Blaser cited two more studies: One, published in JAMA Pediatrics just a week earlier, showed that, among 65,000 children in Atlanta ages 2-5, antibiotic exposure increased risk of obesity. The other, conducted in Denmark over 10 years, linked increased antibiotic use to higher risk of inflammatory bowel syndrome, especially Crohn’s disease.
He concluded his talk with several recommendations:
- Use antibiotics on the farm only to treat illness.
- Increase research about the consequences of antibiotic use in humans.
- Educate the public and professions about risks of antibiotic exposure.
- Use narrow (vs. broad) spectrum treatments. He said that we need to develop new narrow-spectrum agents and new diagnostics.
- Pursue remediation by replacing acutely lost actors (“scientifically developed probiotics, not the kind marketers promote”) and enhancing depleted actors (prebiotics).

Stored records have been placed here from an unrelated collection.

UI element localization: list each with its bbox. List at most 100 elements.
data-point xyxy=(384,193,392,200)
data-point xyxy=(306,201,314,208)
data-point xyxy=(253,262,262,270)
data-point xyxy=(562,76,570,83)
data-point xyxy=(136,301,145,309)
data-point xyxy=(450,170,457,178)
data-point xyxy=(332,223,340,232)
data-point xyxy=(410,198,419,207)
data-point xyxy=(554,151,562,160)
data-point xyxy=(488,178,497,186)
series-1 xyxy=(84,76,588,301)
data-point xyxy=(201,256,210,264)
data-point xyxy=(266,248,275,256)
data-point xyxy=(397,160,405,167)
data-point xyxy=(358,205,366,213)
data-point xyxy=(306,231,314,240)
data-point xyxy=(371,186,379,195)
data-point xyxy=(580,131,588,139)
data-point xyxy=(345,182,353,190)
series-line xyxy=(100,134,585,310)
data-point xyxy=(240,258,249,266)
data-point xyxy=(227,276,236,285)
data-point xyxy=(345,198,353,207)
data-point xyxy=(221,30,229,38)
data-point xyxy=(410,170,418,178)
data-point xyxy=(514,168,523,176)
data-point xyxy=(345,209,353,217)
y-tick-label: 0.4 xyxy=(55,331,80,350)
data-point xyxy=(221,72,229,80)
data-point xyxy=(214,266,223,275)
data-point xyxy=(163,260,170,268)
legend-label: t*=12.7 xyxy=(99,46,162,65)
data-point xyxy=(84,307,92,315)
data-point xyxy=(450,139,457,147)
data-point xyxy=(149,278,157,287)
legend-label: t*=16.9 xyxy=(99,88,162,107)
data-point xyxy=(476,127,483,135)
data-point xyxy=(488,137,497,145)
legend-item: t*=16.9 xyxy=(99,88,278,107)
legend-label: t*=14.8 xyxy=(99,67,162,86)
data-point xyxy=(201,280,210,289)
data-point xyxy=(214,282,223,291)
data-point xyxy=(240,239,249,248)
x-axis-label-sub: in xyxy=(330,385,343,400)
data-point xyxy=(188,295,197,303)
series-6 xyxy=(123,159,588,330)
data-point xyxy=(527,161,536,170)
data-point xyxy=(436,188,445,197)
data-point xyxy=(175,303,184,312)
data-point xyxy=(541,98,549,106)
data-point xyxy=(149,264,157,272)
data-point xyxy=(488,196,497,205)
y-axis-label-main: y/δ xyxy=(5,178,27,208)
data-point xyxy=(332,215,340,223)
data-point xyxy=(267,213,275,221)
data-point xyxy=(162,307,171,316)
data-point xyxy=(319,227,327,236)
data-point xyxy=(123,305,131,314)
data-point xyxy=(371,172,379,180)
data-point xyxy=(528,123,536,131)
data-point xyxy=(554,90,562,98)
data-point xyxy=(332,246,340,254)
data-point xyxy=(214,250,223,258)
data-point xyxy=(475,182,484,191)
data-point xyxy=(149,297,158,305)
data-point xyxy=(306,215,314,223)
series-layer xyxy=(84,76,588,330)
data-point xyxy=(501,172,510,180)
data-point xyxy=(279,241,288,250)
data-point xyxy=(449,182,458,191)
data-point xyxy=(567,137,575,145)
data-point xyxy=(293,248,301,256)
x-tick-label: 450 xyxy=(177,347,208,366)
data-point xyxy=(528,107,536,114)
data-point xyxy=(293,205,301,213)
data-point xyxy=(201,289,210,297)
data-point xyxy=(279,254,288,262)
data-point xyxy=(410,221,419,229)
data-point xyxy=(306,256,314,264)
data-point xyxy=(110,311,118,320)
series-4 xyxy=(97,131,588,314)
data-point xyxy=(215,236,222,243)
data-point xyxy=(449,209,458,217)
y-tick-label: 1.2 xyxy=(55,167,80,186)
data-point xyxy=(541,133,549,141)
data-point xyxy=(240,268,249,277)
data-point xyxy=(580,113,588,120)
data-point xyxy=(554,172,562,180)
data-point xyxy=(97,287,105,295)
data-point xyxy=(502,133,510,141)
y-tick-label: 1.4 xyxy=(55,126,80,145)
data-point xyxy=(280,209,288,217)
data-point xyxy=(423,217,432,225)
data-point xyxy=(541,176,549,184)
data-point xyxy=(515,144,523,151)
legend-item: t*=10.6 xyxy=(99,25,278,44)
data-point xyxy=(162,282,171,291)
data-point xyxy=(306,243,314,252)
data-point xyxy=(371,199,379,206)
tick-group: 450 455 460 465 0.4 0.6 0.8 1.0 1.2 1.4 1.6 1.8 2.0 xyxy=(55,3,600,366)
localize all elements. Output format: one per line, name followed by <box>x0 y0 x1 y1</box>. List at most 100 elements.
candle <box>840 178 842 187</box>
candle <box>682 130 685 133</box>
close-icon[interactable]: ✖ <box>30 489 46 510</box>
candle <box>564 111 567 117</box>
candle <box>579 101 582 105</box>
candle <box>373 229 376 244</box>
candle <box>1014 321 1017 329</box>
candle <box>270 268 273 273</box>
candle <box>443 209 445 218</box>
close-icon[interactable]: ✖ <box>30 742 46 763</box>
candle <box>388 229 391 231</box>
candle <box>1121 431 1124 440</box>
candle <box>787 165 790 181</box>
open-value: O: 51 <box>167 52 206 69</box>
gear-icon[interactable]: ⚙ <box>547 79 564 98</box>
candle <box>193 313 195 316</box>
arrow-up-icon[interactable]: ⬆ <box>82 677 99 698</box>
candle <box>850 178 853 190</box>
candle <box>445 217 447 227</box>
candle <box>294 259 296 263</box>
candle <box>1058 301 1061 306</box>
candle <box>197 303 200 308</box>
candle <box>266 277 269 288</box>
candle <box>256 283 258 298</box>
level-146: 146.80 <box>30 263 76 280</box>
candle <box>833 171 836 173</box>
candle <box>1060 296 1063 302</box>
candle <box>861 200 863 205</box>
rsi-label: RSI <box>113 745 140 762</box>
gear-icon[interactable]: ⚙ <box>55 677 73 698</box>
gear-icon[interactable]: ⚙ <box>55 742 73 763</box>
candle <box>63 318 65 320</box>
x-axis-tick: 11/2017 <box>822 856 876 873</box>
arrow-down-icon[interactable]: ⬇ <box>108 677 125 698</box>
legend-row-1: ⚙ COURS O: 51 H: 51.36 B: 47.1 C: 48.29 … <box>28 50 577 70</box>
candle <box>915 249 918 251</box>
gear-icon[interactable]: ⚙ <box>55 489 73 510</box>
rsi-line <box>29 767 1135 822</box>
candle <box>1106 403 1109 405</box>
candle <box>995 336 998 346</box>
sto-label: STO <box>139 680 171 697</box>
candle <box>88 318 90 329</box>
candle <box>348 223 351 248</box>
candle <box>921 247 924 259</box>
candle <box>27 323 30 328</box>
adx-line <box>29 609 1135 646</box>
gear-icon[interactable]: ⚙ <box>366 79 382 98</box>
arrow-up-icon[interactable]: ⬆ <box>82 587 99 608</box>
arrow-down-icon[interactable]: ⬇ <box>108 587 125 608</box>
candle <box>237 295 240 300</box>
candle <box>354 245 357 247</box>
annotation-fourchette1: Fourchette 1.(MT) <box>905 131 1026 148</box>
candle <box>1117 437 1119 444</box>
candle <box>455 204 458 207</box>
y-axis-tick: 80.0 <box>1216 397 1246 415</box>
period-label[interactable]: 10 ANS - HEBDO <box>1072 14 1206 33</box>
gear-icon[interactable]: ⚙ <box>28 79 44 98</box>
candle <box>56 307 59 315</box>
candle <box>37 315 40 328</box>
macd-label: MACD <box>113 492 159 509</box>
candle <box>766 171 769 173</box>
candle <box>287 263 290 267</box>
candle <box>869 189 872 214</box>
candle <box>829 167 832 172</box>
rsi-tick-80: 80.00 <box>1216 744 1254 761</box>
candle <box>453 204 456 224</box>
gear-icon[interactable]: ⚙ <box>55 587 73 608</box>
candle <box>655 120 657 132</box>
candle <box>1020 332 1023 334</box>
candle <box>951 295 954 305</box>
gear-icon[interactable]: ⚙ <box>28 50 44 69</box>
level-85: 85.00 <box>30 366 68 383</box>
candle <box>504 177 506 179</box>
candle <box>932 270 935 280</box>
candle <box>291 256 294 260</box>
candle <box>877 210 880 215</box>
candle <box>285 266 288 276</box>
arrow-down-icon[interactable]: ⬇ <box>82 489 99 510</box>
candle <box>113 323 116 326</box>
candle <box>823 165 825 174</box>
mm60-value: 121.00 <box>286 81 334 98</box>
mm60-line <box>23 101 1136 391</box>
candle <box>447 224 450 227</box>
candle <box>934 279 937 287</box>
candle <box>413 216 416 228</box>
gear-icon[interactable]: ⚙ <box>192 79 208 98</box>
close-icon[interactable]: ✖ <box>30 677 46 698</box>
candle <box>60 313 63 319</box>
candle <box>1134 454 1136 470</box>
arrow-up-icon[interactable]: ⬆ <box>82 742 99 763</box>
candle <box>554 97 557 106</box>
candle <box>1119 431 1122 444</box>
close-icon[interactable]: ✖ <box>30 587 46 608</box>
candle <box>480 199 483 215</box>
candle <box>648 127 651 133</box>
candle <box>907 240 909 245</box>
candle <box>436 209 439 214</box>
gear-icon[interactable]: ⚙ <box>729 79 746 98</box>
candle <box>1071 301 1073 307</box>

- Pursue reversal by archiving vanishing organisms and replacing disappeared organisms and pathways.
- Monitor whether interventions are working.
Blaser called recent FDA regulations on antibiotic use in farm animals, which are voluntary, a “baby step” in the right direction, and hopes they will be enforced in order to “diminish our assault on the microbes of our domesticated animals.”
He predicts a new algorithm for child health based on analysis of a newborn’s filled diapers: “What are the microbes they have that are globally important? If they’re lacking, we can administer them.”